Savaşın nükleerleşme tehdidinin arttığını ifade eden Ayhan, bu durumda Trump’un işaret ettiği 3. Dünya Savaşı’nın somut bir tehdide dönüşebileceğinin altını çizdi.

Çin-ABD sürtüşmesi askeri çatışmaya dönüşmez

Trump’ın daha önce uyguladığı ve yeniden kazanması durumunda yine uygulayacağı merkantilist, ulusalcı ekonomi politikasının Çin’in de dahil olduğu Asya Pasifik Bölgesi’ndeki gerilimi artıracağını söyleyen Ayhan; Çin’le olacak mücadelenin ekonomik ve politik bir mücadele olacağına, askeri çatışma olsa bile Pakistan ve Hindistan gibi bölgelerde sınırlı düzeyde kalacağına dikkat çekti.

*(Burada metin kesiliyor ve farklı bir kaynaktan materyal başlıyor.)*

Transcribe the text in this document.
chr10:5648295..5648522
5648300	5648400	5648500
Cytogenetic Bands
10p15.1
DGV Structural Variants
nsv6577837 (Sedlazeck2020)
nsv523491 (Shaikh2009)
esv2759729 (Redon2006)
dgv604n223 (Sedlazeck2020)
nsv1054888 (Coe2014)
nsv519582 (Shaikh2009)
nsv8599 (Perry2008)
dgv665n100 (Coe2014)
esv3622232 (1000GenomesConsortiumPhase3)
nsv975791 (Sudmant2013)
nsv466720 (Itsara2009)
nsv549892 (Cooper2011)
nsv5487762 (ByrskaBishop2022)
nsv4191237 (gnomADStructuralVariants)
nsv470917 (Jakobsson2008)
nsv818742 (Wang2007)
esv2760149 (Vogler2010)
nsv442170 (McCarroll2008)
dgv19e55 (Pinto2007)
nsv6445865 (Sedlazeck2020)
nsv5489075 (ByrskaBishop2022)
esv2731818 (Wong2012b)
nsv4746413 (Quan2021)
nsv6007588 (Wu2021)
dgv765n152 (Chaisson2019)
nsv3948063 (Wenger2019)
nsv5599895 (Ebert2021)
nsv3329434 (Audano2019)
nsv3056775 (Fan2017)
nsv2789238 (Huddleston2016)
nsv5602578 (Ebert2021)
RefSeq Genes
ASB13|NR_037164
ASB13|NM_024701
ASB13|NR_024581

Avrasya bölgesindeki çatışma dinamiğinin Ukrayna dolayısıyla Rusya’da yoğunlaştığını belirten Ayhan, İran’ın müdahalesi durumunda Gazze’deki savaşın da büyüyeceği değerlendirmesinde bulundu.

Bu iki noktadaki bölgesel çatışmaların genişleme riskine dikkat çeken Ayhan, Kursk’taki duruma da işaret ederek uluslararası arenada caydırıcı güçlerin kalmamasının bölgesel çatışmaları daha tehlikeli hale getirdiğini vurguladı.

ABD coğrafik olarak bölgenin dışında olsa da çatışma Avrupa açısından büyük tehdit olduğuna dikkat çeken Ayhan, bu durumda göçmen sorununun da ciddiyetini artıracağını belirtti.

Çin’in Tayvan’a müdahale etmesi durumunda Asya Pasifik’te ABD’yle bir sıcak çatışma ihtimali olup olmadığını sorduğumuz Ayhan, böyle bir çatışmanın bölgesel düzeyde kalmayacağını ifade ederek gerçekleşebilmesi için birçok faktörün bir araya gelmesi gerektiğini söyledi. Çin bölgedeki etkinliği artırmaya devam edecek olsa da hem kendisinin hem ABD’nin zararına olacak şekilde kendisini böyle bir çatışmanın içine çekmeyeceğini belirtti.